Oops! Bu görüntü içerik kurallarımıza uymuyor. Yayımlamaya devam etmek için görüntüyü kaldırmayı ya da başka bir görüntü yüklemeyi deneyin.

❄️

Adam kolunu kaldırdı ve Savaş'ın omzuna koydu. Ciddi bir şekilde boğazını temizlediğinde Savaş omzunu iğrenir gibi silkip elinin yere düşmesini sağladı. Savaş sakin bir ses tonuyla "Defolun!" Dediğinde Savaş'ın sakinliği kalbimin tekrardan hızlıca atmasını sağlamıştı. Adam tekrardan ciddiyetini takındı ve sinirli bir sesle "Buraya o konuları konuşmaya gelmedim." Dedi. Savaşı'ın bu adamdan hoşlanmadığı ve bu adamla bir geçmiş yaşadıkları her hallerinden belliydi. Savaş ölüm soğukluğunda "Diyeceğini de ve siktir git" dediğinde adam derin bir soluk aldı.

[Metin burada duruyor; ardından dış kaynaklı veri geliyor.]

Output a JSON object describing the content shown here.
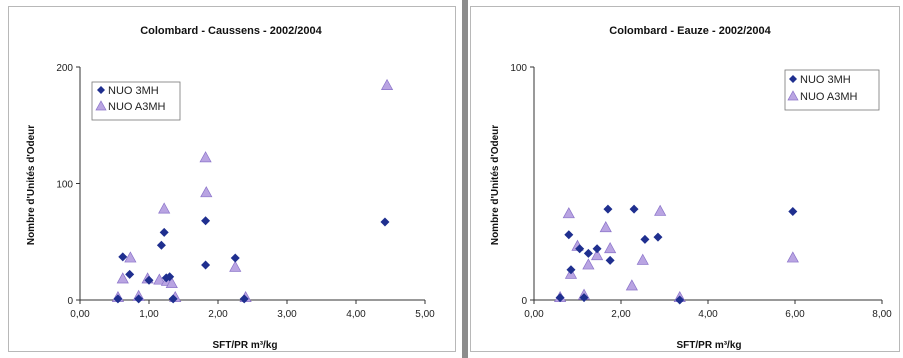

Kısa bir sessizliğin ardından adam konuşmaya başladı. "Bak evlat. Bunu sana böyle söylemek istemezdim ama-" savaş sabırsızca adama doğru bir adım atıp yakasına yapıştı. Bütün sakinliğini kaybederken "Ne söyleyeceksen söyle ve git" diye kükrediğinde korkuyla yerimde sıçradım. Adam Savaş'ın yakasına yapışmış olmasını umursamadan "Akın.." dedi ve sustu. Akının ismini duymamla bir kaç adım ileri adımladım. Kalbim daha büyük bir hızla göğüs kafesimi dövmeye başladı. Savaş daha önce duymadığım ağır bir küfürü dudaklarının arasından haykırınca bir şeylerin ters gittiğini anlamıştım.

"Akın ağır bir şekilde yaralandı. Durumu iyi değil." Adamın söylediği sözleri idrak etmeye çalışırken gözlerimdeki yanma hissiyle beraber bu yaşadıklarımın bir rüya olmasını diledim. Kalbimde ağır bir sızı oluştuğunda bir kaç adım daha ileri gidip olayın gerçekliğini algılamaya çalıştım. Savaş yavaş bir şekilde adamın yakasını bıraktığında bedenini bana doğru çevirdi. Savaştan destek almak ister gibi kısık sesle "Yalan.." dediğimde beni doğrulamasını istiyordum.

Adam Savaş'ın onu bırakmasıyla üzerini vakur bir edayla düzeltip evin içine doğru bir kaç adım attı. Bakışları beni bulunca gözlerinden karartılar geçti. Bedenimi bir ürperti dalgası esir alırken Savaş adama bakışlarını çevirmeden Alaz'a bir işaret yaptı. Aralarında geçen sözsüz iletişim sırasında Savaş benim önüme geçip adamla göz teması kurmamı engelledi. Bakışlarımı Savaş'ın gözlerine çıkarttığımda soğuk duvarlarının arkasından bile harlayan alevleri görebiliyordum.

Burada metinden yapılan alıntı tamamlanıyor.